Section 230 made sense at the time. It was aimed at correcting illogical court decisions in order to protect AOL, CompuServe, and Prodigy (remember them?) — the then-start-up, dial-up internet services that allowed paying members to post comments on chat groups. In 1991, a judge had ruled that CompuServe could not be held liable for a defamatory comment posted on its finance forum because CompuServe did absolutely nothing to screen online comments. But in 1995, another court held that Prodigy could be held liable for comments on one of its chat forums because Prodigy did try to screen content (although its editors had failed in this instance). Therefore, as an “editor,” it should be liable. In other words, trying to do the right thing and screen out harmful content put the one company in legal jeopardy while the other was immune.
That’s why those who introduced Section 230 called it the “Protection for Good Samaritans” Act. However, nothing in Section 230 required screening for harmful content, only that those who did screen and, importantly, those who did not screen would be equally immune. And, as we now know, when social media replaced these dial-up services and opened its platforms to billions of people who did not have to pay to post anything, their executives and engineers became anything but good Samaritans. Instead of using the protection of Section 230 to exercise editorial discretion, they used it to be immune from liability when their algorithms deliberately steered people to inflammatory conspiracy theories, misinformation, state-sponsored disinformation, and other harmful content. As then-Federal Communications Commission Chairman Reed Hundt told me 25 years later, “We saw the internet as a way to break up the dominance of the big networks, newspapers, and magazines who we thought had the capacity to manipulate public opinion. We never dreamed that Section 230 would be a protection mechanism for a new group of manipulators — the social media companies with their algorithms. Those companies didn’t exist then.”
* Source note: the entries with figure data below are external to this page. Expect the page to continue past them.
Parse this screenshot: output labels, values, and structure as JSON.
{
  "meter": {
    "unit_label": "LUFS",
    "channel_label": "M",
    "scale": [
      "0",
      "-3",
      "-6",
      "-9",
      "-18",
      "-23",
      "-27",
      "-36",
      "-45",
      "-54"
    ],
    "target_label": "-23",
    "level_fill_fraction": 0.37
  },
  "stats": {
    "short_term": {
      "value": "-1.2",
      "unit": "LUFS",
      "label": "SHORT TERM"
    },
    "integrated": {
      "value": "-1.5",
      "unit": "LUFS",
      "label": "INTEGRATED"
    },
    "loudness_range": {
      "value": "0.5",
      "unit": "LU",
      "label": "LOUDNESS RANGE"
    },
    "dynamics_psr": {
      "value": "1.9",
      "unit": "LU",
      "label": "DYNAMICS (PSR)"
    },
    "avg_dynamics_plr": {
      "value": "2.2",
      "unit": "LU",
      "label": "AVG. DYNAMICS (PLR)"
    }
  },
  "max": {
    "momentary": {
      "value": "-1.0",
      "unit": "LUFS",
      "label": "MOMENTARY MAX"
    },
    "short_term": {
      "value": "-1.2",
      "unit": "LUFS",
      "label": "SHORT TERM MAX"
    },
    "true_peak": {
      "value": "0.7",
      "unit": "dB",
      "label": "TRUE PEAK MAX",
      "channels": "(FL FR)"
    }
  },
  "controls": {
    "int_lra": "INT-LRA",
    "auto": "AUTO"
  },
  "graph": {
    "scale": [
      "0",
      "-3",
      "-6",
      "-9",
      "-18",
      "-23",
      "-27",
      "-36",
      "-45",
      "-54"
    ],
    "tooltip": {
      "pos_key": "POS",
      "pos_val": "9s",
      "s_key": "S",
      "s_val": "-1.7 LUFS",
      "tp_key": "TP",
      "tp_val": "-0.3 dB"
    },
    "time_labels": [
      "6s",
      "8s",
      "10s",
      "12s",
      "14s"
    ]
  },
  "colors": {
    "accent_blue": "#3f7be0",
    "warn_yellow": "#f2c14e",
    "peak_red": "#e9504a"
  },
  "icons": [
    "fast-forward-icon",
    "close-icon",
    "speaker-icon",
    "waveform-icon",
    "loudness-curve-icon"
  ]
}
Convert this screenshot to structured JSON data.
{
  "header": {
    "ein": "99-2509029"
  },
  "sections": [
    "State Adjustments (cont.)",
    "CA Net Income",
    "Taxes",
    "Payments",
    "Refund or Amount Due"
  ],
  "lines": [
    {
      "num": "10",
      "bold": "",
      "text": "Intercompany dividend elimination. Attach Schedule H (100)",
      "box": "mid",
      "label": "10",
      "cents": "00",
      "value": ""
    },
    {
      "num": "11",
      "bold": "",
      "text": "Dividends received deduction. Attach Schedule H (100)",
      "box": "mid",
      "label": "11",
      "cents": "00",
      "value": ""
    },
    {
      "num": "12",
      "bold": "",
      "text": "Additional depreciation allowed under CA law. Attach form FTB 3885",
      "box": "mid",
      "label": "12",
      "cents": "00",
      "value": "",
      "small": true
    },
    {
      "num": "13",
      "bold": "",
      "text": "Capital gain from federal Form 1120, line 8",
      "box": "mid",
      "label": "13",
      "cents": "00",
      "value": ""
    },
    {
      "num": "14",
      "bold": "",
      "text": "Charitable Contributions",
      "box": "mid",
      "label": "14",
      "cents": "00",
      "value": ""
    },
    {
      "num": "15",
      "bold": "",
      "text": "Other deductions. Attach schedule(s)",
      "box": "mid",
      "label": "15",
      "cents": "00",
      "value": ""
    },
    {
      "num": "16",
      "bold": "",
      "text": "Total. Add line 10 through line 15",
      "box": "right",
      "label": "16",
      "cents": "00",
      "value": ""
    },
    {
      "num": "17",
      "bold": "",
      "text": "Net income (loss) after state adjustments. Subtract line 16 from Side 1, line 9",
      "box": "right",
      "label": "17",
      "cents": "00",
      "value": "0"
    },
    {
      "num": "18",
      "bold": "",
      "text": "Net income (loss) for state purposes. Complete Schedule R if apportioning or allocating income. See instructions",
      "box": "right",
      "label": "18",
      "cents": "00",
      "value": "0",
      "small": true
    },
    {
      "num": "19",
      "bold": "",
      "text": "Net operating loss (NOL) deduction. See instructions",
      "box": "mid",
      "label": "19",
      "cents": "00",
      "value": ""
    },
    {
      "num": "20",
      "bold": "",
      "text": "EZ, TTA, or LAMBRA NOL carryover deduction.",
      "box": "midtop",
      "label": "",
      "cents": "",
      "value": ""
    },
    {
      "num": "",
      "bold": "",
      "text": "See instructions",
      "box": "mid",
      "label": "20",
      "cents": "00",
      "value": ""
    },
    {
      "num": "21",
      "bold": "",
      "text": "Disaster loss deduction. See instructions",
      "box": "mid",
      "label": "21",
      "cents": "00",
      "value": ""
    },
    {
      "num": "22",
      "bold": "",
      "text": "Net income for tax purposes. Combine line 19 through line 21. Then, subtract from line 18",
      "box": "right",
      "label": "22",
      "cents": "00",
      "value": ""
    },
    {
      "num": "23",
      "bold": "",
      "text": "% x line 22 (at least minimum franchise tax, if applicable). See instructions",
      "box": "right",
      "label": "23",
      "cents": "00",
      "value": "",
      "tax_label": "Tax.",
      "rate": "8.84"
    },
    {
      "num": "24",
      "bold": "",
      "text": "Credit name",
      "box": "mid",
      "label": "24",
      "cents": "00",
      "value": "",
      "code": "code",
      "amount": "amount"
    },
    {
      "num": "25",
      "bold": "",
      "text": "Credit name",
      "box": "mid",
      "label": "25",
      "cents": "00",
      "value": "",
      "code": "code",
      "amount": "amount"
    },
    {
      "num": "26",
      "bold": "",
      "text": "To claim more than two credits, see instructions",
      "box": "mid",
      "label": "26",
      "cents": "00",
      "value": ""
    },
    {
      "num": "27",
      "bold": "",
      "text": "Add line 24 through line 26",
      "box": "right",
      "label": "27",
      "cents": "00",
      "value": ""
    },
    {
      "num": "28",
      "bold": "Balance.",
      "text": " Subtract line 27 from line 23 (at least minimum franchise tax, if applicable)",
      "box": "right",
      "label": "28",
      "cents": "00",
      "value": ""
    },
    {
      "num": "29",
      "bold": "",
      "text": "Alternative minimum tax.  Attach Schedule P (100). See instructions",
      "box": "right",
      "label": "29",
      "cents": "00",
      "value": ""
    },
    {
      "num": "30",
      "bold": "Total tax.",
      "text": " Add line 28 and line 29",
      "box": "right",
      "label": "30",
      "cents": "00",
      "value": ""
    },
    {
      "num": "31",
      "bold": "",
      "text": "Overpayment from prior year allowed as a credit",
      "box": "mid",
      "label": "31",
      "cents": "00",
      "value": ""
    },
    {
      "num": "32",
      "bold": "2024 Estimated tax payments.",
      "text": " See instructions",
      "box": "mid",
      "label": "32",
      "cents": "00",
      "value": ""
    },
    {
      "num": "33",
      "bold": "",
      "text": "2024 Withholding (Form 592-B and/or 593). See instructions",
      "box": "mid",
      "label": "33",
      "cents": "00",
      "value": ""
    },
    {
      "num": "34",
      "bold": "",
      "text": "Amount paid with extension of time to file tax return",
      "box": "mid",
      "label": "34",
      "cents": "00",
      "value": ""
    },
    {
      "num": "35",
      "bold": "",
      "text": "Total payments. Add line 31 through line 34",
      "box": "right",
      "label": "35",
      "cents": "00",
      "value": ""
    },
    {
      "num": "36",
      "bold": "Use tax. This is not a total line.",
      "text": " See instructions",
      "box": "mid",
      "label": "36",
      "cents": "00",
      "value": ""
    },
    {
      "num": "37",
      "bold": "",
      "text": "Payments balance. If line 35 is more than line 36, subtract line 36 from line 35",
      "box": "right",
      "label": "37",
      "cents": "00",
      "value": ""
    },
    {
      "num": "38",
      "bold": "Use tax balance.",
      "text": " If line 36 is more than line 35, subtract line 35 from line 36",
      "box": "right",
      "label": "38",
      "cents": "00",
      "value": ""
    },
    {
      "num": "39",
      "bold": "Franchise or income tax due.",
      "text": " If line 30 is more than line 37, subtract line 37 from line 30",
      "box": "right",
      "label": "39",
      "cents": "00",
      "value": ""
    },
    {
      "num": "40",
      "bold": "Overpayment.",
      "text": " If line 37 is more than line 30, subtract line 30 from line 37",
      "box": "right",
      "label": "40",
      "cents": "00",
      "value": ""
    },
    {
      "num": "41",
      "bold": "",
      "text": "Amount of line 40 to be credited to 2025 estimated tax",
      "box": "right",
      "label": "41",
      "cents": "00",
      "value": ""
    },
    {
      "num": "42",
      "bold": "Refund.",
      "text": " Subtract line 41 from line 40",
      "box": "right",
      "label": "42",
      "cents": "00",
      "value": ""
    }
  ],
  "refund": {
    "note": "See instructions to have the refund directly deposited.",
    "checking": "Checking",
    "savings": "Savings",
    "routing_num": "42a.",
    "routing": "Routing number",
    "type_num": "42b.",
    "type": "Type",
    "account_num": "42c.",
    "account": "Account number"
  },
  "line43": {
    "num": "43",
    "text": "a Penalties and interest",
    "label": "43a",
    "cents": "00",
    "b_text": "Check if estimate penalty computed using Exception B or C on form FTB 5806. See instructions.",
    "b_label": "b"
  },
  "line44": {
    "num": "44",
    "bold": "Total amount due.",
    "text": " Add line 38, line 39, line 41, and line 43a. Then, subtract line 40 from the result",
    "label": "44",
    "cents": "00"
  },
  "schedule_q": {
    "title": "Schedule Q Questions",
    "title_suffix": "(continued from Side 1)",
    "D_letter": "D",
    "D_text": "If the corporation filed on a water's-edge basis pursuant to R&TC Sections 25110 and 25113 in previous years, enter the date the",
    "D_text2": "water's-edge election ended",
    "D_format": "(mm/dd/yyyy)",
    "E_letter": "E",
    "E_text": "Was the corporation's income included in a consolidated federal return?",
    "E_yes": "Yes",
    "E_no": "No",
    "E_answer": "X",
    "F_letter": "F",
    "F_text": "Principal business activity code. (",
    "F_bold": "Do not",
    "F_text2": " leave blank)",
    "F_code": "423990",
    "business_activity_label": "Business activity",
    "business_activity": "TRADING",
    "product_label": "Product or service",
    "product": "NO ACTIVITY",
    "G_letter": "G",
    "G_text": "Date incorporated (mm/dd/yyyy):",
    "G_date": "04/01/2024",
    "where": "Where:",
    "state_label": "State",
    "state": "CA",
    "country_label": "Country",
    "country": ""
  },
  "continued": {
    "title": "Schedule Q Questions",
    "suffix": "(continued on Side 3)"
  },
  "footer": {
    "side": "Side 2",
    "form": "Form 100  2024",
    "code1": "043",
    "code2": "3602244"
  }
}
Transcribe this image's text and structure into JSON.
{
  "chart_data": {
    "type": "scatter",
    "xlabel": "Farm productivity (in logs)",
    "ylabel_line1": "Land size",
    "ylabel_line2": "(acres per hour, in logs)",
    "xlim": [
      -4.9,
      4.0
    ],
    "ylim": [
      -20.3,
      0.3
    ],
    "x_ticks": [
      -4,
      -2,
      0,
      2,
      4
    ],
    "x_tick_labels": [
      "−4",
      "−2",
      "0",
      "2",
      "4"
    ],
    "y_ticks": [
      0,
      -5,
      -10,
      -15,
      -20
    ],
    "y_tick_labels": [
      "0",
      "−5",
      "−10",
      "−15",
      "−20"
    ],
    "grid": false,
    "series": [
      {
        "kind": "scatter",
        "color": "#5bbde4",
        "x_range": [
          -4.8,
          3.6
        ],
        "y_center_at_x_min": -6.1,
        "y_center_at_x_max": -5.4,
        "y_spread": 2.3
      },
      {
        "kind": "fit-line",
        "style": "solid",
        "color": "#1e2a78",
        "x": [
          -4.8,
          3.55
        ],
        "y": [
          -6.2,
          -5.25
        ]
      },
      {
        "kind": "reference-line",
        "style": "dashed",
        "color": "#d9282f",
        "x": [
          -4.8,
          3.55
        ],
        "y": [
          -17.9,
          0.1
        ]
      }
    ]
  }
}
Now, the social media platforms are telling the Supreme Court that they have to be able keep the First Amendment right to edit their content. And the high court seems likely to agree, as it should. Therefore, the paradox of the status quo will remain. With Section 230 in place, the platforms will not only have a First Amendment right to edit, but also have the right to do the kind of slipshod editing — or even the deliberate algorithmic promotion of harmful content — that has done so much to destabilize the world.
It's a best (or worst) of both worlds, enjoyed by no other media companies. For example, last year, Fox News was held liable to the tune of $787 million for defaming Dominion Voting Systems by putting on guests meant to pander to its audience by claiming voter fraud in the 2020 election. The social media platforms’ algorithms performed the same audience-pleasing editing with the same or worse defamatory claims. But their executives and shareholders were protected by Section 230.